Daniel Dyer is a teacher in the Aurora, Ohio, school system. A version of this article originally appeared in The Cleveland Plain Dealer.
Unfortunately, what I’m reading about teacher-competency exams suggests that they are ridiculous.
As usual, the test-makers are measuring only those things that are easy to measure--the ability to calculate and punctuate, to distinguish there and they’re from their, to demonstrate knowledge of certain cultural and historical facts and concepts.
In other words, the tests measure some of the least important qualities of a competent teacher. Some of the worst teachers I’ve ever seen would perform splendidly on such tests; some of the most gifted teachers, I fear, would stumble.
Perhaps because the answers cannot be conveniently verified, more important questions are never asked. But if we want to know anything of real value about the people working in the public schools, boards of education should work with school personnel to devise more provocative and diverse questions, even if determining the reliability of answers would be more difficult.
I submit, for example, that the following kind of “exam” would provide the public with far more significant and useful information about those of us who teach. The questions are arranged in no particular order:
What book are you currently reading? What are the last five books you have read? List the books you have read in the last year. Discuss how they have affected your teaching. What was the last book you read that dealt with anything outside of education or your teaching subject?
What magazines do you subscribe to?Which do you regularly read? Which sections of the newspaper do you read? List the films, plays, concerts, and other cultural events you have attended in the last six months.
What was the last class you took because you wanted to, not because you were trying to improve your position on the salary schedule?
What community organizations do you belong to and actively support?
How often do students write in your class? How do you help them with their writing problems? What do you do when a student is having academic difficulties in your class? Social or personal difficulties? In what ways do you challenge your brightest students? What qualities do you prize in your students?

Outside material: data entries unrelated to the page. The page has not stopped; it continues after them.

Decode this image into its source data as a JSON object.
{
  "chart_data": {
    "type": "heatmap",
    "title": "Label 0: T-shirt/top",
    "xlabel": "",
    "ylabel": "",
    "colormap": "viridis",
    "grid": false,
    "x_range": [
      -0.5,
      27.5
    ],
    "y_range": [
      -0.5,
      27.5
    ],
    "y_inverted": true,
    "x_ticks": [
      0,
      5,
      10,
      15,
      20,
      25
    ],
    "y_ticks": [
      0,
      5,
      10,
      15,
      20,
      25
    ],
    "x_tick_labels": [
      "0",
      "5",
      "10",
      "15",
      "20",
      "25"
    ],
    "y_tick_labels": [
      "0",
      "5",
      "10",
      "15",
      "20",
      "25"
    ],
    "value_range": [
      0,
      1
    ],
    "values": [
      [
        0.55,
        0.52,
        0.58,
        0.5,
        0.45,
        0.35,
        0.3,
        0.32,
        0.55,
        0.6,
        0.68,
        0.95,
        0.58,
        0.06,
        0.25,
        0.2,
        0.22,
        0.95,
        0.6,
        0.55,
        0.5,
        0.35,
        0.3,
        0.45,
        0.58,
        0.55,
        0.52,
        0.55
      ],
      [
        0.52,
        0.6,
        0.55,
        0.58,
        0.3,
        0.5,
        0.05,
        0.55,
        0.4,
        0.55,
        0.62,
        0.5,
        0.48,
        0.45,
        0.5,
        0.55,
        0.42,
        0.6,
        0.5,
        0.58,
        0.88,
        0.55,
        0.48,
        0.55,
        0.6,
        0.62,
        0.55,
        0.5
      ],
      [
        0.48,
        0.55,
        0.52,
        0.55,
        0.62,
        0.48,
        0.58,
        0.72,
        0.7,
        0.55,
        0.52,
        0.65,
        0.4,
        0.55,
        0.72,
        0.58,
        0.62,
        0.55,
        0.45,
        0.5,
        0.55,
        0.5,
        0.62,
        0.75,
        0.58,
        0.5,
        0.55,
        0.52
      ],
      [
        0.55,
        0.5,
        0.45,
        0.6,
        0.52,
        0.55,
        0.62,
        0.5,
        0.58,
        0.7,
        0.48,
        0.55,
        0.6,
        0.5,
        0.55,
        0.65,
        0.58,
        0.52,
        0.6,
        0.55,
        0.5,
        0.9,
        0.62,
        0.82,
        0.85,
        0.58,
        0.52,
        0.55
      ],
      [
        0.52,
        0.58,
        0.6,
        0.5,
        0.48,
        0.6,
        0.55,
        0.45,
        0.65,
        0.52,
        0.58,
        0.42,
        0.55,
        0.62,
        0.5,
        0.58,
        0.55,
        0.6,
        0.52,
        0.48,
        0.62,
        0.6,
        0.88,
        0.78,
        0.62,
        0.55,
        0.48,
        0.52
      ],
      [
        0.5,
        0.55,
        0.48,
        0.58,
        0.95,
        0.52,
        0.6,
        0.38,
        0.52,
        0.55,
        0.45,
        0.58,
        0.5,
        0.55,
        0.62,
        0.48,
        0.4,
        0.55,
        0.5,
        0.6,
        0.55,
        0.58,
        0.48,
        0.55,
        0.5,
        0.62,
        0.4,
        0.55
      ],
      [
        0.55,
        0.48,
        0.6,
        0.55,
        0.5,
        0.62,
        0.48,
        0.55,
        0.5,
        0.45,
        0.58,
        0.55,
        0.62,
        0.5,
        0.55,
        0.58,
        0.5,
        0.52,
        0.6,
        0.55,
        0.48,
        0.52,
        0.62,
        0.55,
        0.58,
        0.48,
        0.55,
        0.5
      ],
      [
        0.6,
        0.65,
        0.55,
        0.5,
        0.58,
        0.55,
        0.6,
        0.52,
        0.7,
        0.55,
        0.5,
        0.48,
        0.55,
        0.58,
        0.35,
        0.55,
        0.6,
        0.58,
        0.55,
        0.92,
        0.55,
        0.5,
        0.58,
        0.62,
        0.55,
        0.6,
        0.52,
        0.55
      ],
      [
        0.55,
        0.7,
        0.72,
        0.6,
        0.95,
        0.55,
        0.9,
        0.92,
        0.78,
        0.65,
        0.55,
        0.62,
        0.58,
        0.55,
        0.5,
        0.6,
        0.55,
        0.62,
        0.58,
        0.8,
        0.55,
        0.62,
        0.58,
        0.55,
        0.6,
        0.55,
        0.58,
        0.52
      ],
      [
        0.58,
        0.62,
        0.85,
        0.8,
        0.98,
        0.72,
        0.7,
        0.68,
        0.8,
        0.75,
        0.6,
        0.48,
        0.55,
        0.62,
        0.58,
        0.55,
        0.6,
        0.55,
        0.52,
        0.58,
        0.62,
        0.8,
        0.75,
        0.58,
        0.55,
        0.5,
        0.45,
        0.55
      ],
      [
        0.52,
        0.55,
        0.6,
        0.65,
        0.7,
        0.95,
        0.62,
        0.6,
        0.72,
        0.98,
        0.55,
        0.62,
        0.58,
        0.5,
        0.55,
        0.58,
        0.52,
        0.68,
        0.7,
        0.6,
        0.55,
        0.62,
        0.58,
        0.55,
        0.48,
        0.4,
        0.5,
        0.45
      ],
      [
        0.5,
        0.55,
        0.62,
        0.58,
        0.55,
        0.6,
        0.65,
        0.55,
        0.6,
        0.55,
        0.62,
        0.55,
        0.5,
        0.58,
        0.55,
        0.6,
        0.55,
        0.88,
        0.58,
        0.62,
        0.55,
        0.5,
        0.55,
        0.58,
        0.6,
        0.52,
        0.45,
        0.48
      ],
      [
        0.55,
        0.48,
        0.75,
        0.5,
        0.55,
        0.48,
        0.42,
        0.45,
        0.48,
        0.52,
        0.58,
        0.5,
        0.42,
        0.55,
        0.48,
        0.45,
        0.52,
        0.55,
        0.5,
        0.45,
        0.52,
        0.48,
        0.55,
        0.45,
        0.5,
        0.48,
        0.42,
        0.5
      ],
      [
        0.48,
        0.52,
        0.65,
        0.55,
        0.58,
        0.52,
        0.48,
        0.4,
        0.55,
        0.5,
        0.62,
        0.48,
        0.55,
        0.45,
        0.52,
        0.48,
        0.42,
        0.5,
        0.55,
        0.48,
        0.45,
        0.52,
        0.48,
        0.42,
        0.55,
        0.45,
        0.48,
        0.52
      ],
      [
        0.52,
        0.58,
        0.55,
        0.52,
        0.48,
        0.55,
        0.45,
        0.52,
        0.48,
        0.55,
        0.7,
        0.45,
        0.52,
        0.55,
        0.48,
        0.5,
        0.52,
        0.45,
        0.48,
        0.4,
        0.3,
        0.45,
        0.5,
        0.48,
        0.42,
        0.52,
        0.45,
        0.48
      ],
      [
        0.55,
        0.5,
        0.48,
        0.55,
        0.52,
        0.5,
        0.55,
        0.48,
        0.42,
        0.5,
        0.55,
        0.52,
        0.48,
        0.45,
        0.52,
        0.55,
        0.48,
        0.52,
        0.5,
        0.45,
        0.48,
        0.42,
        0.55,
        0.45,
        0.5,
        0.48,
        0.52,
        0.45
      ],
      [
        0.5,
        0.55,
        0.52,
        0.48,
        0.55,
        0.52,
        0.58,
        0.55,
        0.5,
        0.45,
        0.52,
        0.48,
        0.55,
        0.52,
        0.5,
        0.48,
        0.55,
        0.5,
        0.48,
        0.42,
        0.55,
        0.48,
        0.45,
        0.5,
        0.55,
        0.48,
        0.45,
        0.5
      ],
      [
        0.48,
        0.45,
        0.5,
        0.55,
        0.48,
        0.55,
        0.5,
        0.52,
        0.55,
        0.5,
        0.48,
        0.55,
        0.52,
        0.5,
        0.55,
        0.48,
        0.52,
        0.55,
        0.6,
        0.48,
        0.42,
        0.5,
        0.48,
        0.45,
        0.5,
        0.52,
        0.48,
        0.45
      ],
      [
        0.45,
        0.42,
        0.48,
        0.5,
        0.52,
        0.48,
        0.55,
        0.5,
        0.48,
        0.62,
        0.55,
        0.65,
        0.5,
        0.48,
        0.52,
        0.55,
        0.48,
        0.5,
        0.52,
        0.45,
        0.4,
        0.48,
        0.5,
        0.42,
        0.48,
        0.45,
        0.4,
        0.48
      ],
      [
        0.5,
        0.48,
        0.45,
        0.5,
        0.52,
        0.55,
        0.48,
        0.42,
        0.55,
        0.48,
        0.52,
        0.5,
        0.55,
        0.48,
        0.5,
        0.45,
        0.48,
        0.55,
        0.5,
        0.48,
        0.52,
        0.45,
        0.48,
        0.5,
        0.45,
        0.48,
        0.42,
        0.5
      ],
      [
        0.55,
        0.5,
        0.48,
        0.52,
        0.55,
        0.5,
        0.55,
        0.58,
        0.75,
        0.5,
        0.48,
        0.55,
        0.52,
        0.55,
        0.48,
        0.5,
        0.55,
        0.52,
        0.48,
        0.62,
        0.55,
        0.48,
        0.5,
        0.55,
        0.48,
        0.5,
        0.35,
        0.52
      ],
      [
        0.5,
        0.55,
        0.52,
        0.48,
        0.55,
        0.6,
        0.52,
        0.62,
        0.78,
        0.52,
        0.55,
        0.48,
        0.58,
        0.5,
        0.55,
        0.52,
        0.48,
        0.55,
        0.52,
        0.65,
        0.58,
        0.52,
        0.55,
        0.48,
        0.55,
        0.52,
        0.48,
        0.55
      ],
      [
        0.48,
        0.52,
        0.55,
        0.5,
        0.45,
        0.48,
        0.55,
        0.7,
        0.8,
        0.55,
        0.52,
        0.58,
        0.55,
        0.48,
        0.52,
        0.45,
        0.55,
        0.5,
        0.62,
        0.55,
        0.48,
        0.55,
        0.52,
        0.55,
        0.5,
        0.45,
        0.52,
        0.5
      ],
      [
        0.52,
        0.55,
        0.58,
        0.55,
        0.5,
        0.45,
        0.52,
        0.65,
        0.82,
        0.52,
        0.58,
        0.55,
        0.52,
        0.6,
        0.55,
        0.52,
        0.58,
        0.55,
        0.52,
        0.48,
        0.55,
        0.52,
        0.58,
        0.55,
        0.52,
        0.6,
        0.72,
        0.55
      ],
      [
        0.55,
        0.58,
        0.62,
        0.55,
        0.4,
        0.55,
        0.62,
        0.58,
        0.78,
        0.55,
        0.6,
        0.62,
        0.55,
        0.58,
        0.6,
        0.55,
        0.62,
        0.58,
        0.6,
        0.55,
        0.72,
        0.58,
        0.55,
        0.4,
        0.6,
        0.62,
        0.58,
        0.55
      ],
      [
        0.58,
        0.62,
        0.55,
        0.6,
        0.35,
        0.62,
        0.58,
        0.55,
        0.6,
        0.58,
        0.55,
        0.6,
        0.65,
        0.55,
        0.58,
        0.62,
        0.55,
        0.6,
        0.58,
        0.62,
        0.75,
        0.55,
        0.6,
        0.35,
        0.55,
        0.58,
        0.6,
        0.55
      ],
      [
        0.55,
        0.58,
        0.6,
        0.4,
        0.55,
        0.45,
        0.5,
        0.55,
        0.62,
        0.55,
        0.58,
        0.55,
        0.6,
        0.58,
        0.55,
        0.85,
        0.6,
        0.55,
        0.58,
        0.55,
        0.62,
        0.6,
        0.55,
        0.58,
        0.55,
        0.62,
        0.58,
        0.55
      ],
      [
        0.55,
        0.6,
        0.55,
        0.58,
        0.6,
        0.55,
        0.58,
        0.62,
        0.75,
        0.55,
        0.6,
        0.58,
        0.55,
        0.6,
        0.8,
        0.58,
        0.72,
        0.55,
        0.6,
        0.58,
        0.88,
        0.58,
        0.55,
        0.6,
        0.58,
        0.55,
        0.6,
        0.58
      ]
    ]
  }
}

In what ways are you a better teacher than you were a year ago? What can you do besides teach? In what ways would you like to improve your performance in the classroom? What are you doing about it?
What percentage of class time is devoted to having the students listen to you? How frequently do you revise your lesson plans? What have been your most interesting lessons in the past month? In what ways do you have your students question their assumptions and attitudes about other people and customs?
I could go on. The point is, obviously, that there are many more questions one could ask teachers to determine the extent of their commitment to children, to an active intellectual life, to the improvement of their profession.
It is, of course, disgraceful that some teachers are unable to perform basic arithmetical calculations or write coherent sentences. Universities that have allowed marginally literate students to graduate and obtain teaching credentials have betrayed their public trust.
But there is much, much more to assessing a teacher’s competence than finding out if he or she can recognize parallel sentence structure or balance a checkbook. Besides, balancing a teacher’s checkbook is easy: On the 28th of every month, I have exactly 49 cents. Invariably.